In the management of unruptured intracranial aneurysms, endovascular embolization has become a widely used method. With the introduction of Guglielmi detachable coils in 1990 by Guglielmi, intracranial aneurysms could be treated minimally invasively with this therapeutic option.6) Thanks to the improvement of endovascular technology and equipment throughout the years, an increasing number of cerebral aneurysms are treated with this technique. However, as shown by our instance numerous complications have arised.1)3)11)13) Recent trends show that the neurosurgeons are reducing the number of surgically treated aneurysms, while at the same time endovascular related complications are proportionally increasing which in general are a difficult surgical agenda.2) Despite modern advances in endovascular techniques coil embolization are associated with fatal complications such as parent artery occlusion by thromboembolism, coil migration or incomplete treatment which in turn requires surgery. Although coil unraveling has been reported to occur in less than 2% of cases, the most serious complications of endovascular treatment are premature rupture and obstruction of the parent artery by coil migration.1)13) Endovascular re-treatment of a coil-embolized aneurysm is usually impossible; obstruction with migration of a coil into the parent artery may be especially hard to resolve with an endovascular procedure. In this situation surgical treatment should be considered first.2)9)14) It is very important to remove the migrated coil and thrombus as soon as possible by means of arteriotomy and intra-arterial thrombolytics.7)14) Unfortunately current advanced coils are made of thrombogenic material and intra-venous heparin is contraindicated during operation. Thrombus formation at the distal branch of the occluded artery will aggravate even if the coil is removed. Frequently the flow of the parent vessel does not re-canalize as intended.

In our case the migrated coil was removed through arteriotomy but a thrombus developed distal to the migration and cut off the flow of the insular branches. Heparin and urokinase injection through the arteriotomy site had limited effect. Only one branch was partially re-canalized while the other remained occluded. Under the circumstances it was a prompt and wise decision to resolve the occlusion by intervention because the degree and the range of the occlusion could not be fathomed through the operation field. Rapid extraction of the migrated coil maybe the most important procedure, but does not always guarantee a re-canalization of the obstructed artery. If the distal flow is not re-canalized after arteriotomy and coil removal, an angiogram should be performed immediately.

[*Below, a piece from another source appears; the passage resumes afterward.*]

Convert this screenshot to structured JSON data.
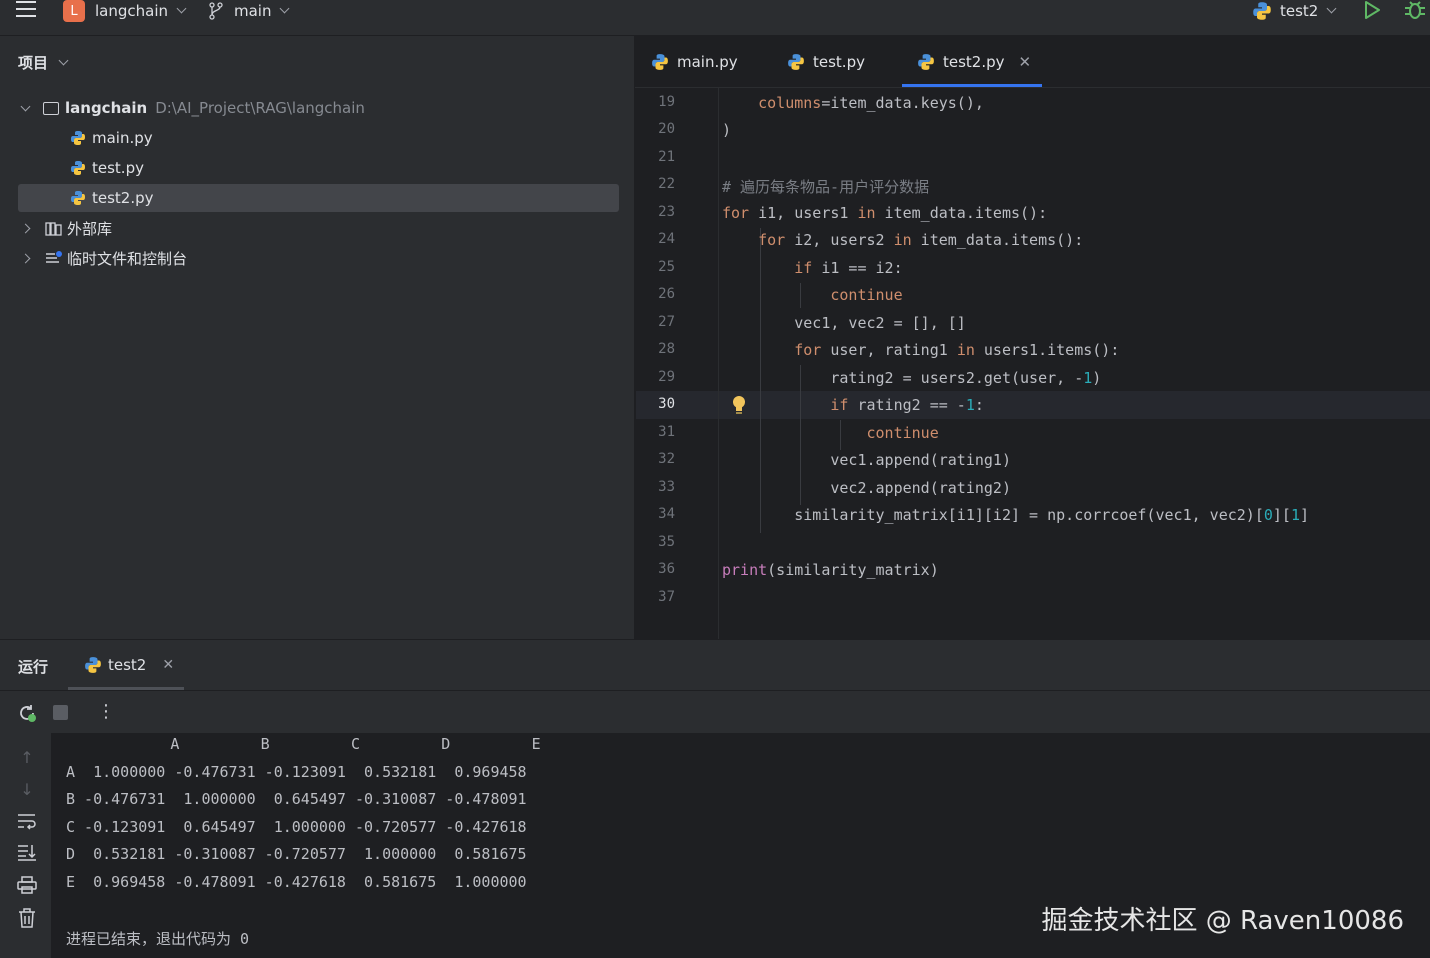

Through this case we have learned that a balloon or a stent would have helped the endovascular coiling bearing in mind that the aneurysm had a wide neck.5)8) Another factor that has to be considered was the inappropriate size between the coil and the aneurysm. A 2 × 2 mm coil (Trufil; Cordis Neurovascular, Miami, FL, USA) was used in a 5-mm-diameter aneurysm. The anatomical position of the aneurysm enabled blood flow currents to sweep away an undersized, loosely packed coil through a relatively broad exit. This complication will hopefully not happen in the near future if a suitable sized coil is used under a stent or balloon assistance.4)10)12) Only the harmony of vascular neurosurgeons and endovascular specialists can provide the optimal management in endovascular related mishaps.


Distal coil migration during endovascular treatment of an intracranial aneurysm can result in thromboembolism and obstruction of parent artery. This can be solved successfully by combining arteriotomy and intra-arterial injection of urokinase. Nevertheless a cerebral angiogram should always confirm re-canalization of occlusion as soon as possible.